# Where to go pier fishing in gulf shores,al.



## Little Steve (Nov 24, 2009)

My boat is getting serviced and My wife and I what to still do some fish, so where would be a good place for us to go. piers and is there a sea wall to fish from down at ala. point.


----------



## amarcafina (Aug 24, 2008)

The new State pier is real good and there is a sea wall under the bridge in Orange beach just passed Zeke;s Marina that can be ok if the tides are not to strong.


----------



## t65k3 (Jun 17, 2009)

dauphin island. it's not exactly on the same side of the bay though. figured I would mentioned it just for your information.


----------



## Chris V (Oct 18, 2007)

All above and one of the best options right now is to go out on the East Jetty at Al.
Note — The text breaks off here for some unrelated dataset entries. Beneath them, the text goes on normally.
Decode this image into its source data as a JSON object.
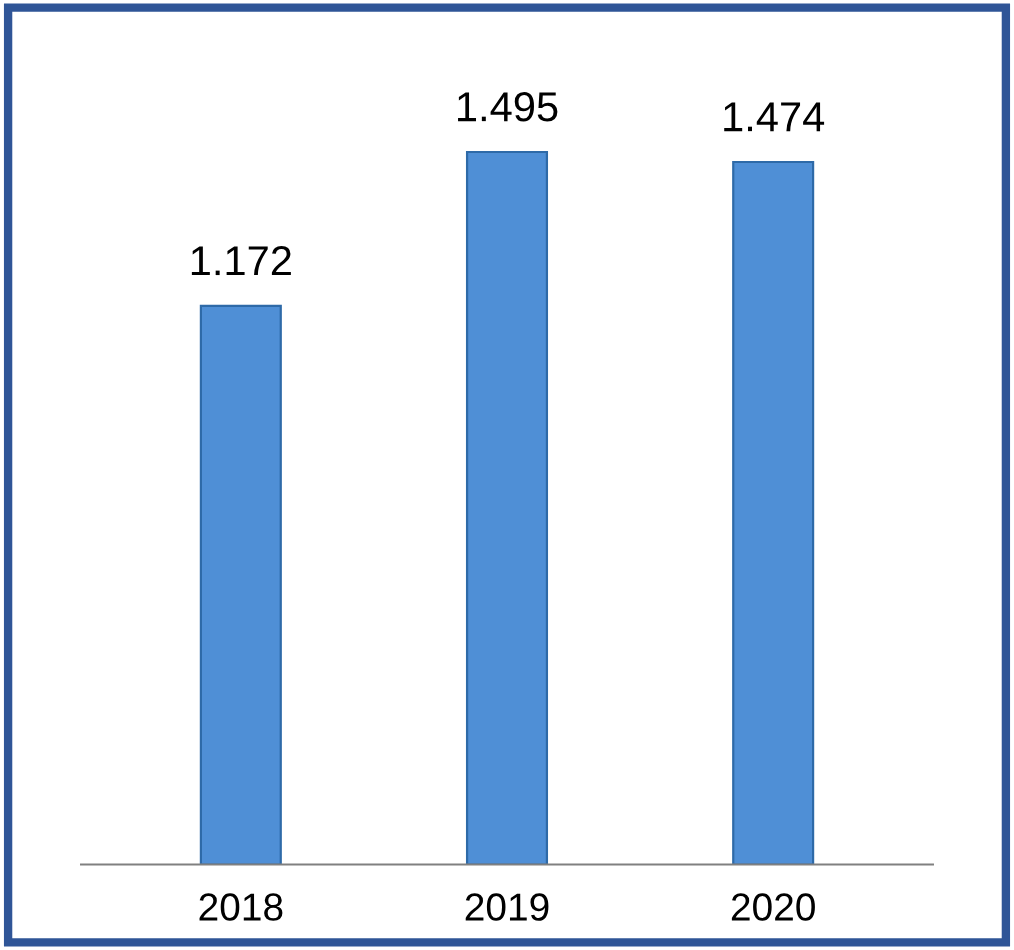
{
  "chart_data": {
    "type": "bar",
    "categories": [
      "2018",
      "2019",
      "2020"
    ],
    "values": [
      1.172,
      1.495,
      1.474
    ],
    "color": "#4f8fd6",
    "data_labels": true,
    "grid": false,
    "legend": false
  }
}
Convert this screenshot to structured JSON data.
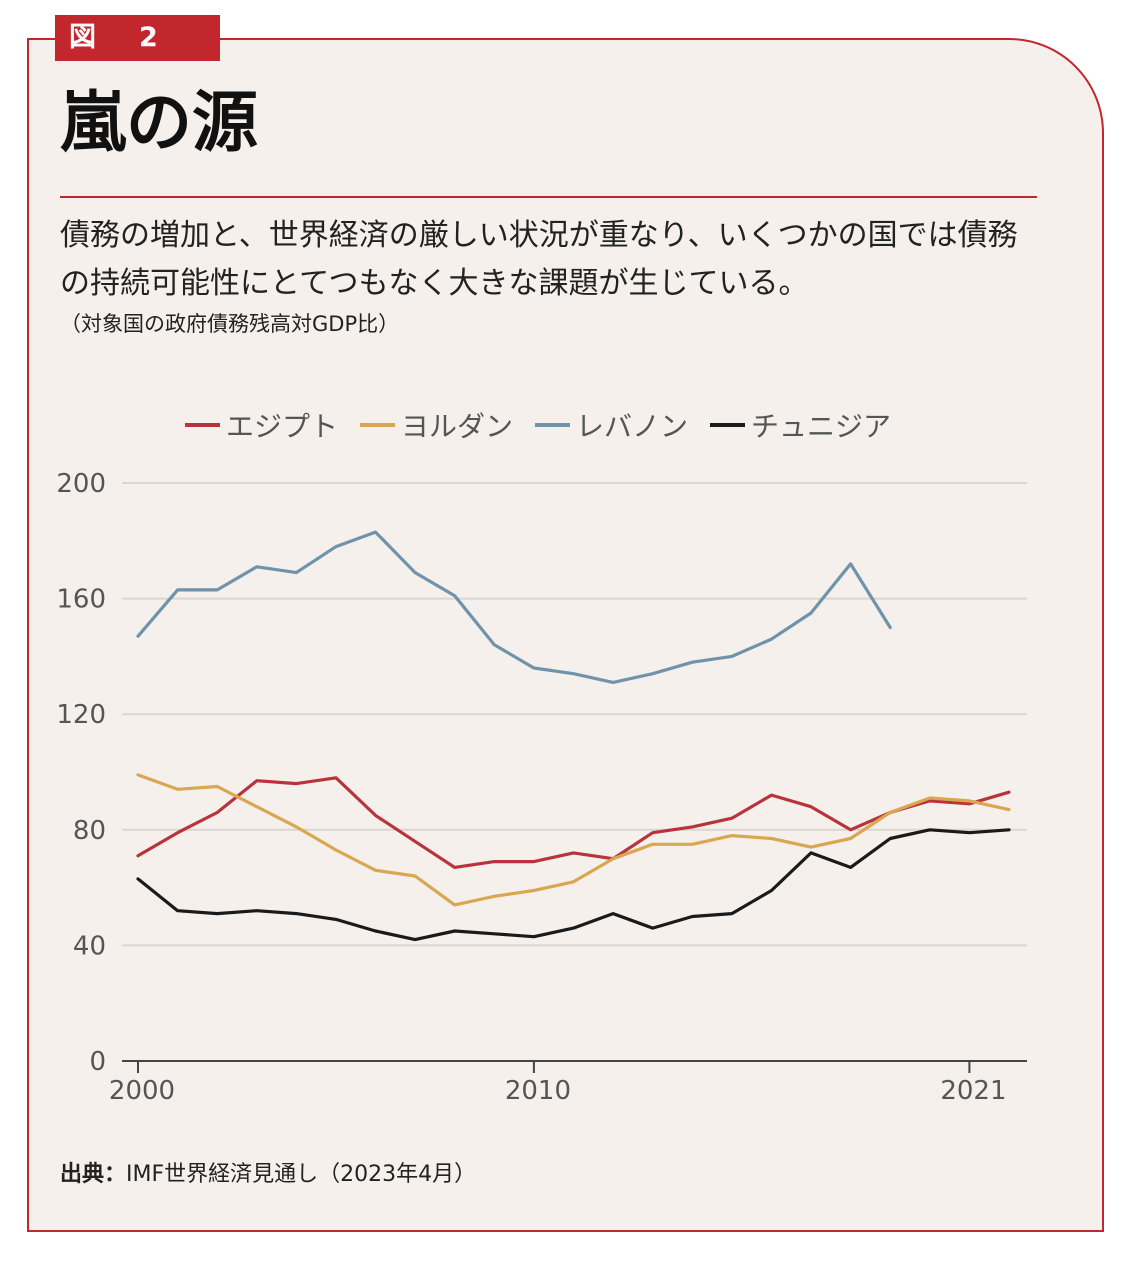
{
  "figure_label": "図　2",
  "title": "嵐の源",
  "description": "債務の増加と、世界経済の厳しい状況が重なり、いくつかの国では債務の持続可能性にとてつもなく大きな課題が生じている。",
  "note": "（対象国の政府債務残高対GDP比）",
  "source_label": "出典：",
  "source_text": "IMF世界経済見通し（2023年4月）",
  "colors": {
    "egypt": "#b8343a",
    "jordan": "#d9a652",
    "lebanon": "#6f93ab",
    "tunisia": "#1a1a1a",
    "accent": "#c1272d"
  },
  "chart_data": {
    "type": "line",
    "title": "",
    "xlabel": "",
    "ylabel": "",
    "ylim": [
      0,
      200
    ],
    "yticks": [
      0,
      40,
      80,
      120,
      160,
      200
    ],
    "xticks": [
      "2000",
      "2010",
      "2021"
    ],
    "grid": true,
    "legend_position": "top",
    "x": [
      2000,
      2001,
      2002,
      2003,
      2004,
      2005,
      2006,
      2007,
      2008,
      2009,
      2010,
      2011,
      2012,
      2013,
      2014,
      2015,
      2016,
      2017,
      2018,
      2019,
      2020,
      2021,
      2022
    ],
    "series": [
      {
        "name": "エジプト",
        "color": "#b8343a",
        "values": [
          71,
          79,
          86,
          97,
          96,
          98,
          85,
          76,
          67,
          69,
          69,
          72,
          70,
          79,
          81,
          84,
          92,
          88,
          80,
          86,
          90,
          89,
          93
        ]
      },
      {
        "name": "ヨルダン",
        "color": "#d9a652",
        "values": [
          99,
          94,
          95,
          88,
          81,
          73,
          66,
          64,
          54,
          57,
          59,
          62,
          70,
          75,
          75,
          78,
          77,
          74,
          77,
          86,
          91,
          90,
          87
        ]
      },
      {
        "name": "レバノン",
        "color": "#6f93ab",
        "values": [
          147,
          163,
          163,
          171,
          169,
          178,
          183,
          169,
          161,
          144,
          136,
          134,
          131,
          134,
          138,
          140,
          146,
          155,
          172,
          150,
          null,
          null,
          null
        ]
      },
      {
        "name": "チュニジア",
        "color": "#1a1a1a",
        "values": [
          63,
          52,
          51,
          52,
          51,
          49,
          45,
          42,
          45,
          44,
          43,
          46,
          51,
          46,
          50,
          51,
          59,
          72,
          67,
          77,
          80,
          79,
          80
        ]
      }
    ]
  }
}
Point for sheepshead and redfish. You park on the East side under the bridge and walk out on a boardwalk that takes you right out to the jetty. Just fish around the edges of the rocks and the underwater wall.


----------



## Little Steve (Nov 24, 2009)

Thank to all for the help on where to fish while my boat is being worked on. It's a little cold for me right now, but I plan on going wed. or Thur. anyway.


----------



## t65k3 (Jun 17, 2009)

Please let us know how you do over there.


----------